Su negocio eran las apuestas pero, en ese momento, le podía la presión y decidió dar un cambio en su estrategia. A pesar de que la original estaba planificada hasta el último detalle y llevaba meses contemplando todas las posibilidades que podrían surgir, no se le había ocurrido la posibilidad de que el gran Don Arnaldo, una vez había aceptado reunirse con él, no tenía ni idea de qué negocio le proponía ni estaba dispuesto a escucharle. Así que improvisó. En un momento de sangre fría habría calculado que sus probabilidades de éxito se acababan de reducir un 50% pero él era un hombre optimista y siguió adelante.
—Siete, señor. Tengo siete magníficos pura sangre.
—¡Estupendo! ¿Todos machos?
—Por supuesto. Grandes competidores y sementales al mismo tiempo. Ideales para crear una escudería de éxito —. Comenzaba a meterse en terreno pantanoso.
—Maravilloso. ¿Y cuánto cuesta cada uno si compro los siete?
—Solo 100.000 dólares. Es una ganga.
—Mmmm, de acuerdo, estoy interesado. Mañana iré a ver a los animales a su picadero con el veterinario, si todo está en orden, le llevaré el dinero y realizaremos la transacción en ese momento.
—Claro, por supuesto.
—Y si no lo está, si intenta usted timarme, joven, me encargaré personalmente de que sean sus propios caballos los que le pisoteen hasta la muerte. ¿Queda claro?

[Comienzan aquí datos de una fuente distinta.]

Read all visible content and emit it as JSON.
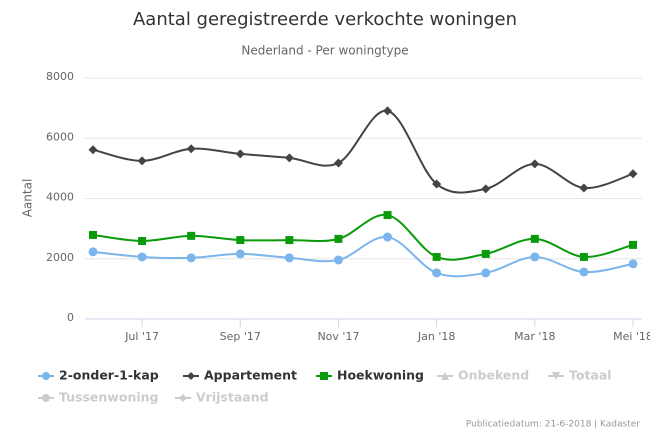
{
  "chart_data": {
    "type": "line",
    "title": "Aantal geregistreerde verkochte woningen",
    "subtitle": "Nederland - Per woningtype",
    "y_label": "Aantal",
    "credits": "Publicatiedatum: 21-6-2018 | Kadaster",
    "categories": [
      null,
      "Jul '17",
      null,
      "Sep '17",
      null,
      "Nov '17",
      null,
      "Jan '18",
      null,
      "Mar '18",
      null,
      "Mei '18"
    ],
    "ylim": [
      0,
      8000
    ],
    "yticks": [
      0,
      2000,
      4000,
      6000,
      8000
    ],
    "grid": true,
    "series": [
      {
        "name": "2-onder-1-kap",
        "color": "#7cb5ec",
        "marker": "circle",
        "values": [
          2230,
          2060,
          2030,
          2160,
          2030,
          1960,
          2720,
          1530,
          1530,
          2060,
          1560,
          1830
        ]
      },
      {
        "name": "Appartement",
        "color": "#434348",
        "marker": "diamond",
        "values": [
          5620,
          5250,
          5650,
          5480,
          5350,
          5180,
          6910,
          4480,
          4320,
          5150,
          4350,
          4820
        ]
      },
      {
        "name": "Hoekwoning",
        "color": "#0a9a0a",
        "marker": "square",
        "values": [
          2790,
          2590,
          2760,
          2620,
          2620,
          2660,
          3450,
          2060,
          2160,
          2660,
          2060,
          2460
        ]
      },
      {
        "name": "Onbekend",
        "color": "#cccccc",
        "marker": "triangle",
        "visible": false
      },
      {
        "name": "Totaal",
        "color": "#cccccc",
        "marker": "triangle-down",
        "visible": false
      },
      {
        "name": "Tussenwoning",
        "color": "#cccccc",
        "marker": "circle",
        "visible": false
      },
      {
        "name": "Vrijstaand",
        "color": "#cccccc",
        "marker": "diamond",
        "visible": false
      }
    ]
  }
}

—Cristalino, señor. Un placer hacer negocios con usted.
Don Arnaldo se levantó, se puso el sombrero caro y abandonó el local. Sentía que sus probabilidades de éxito habían disminuido otro 50%: no tenía caballos, no tenía picadero y no tenía ni idea de dónde podría conseguir ninguno de los dos de un día para el otro.
Se encendió otro cigarrillo y sonrió, optimista. Bueno, estaba de suerte, al menos no podrían obligar a ningún caballo a que le pisoteara hasta morir.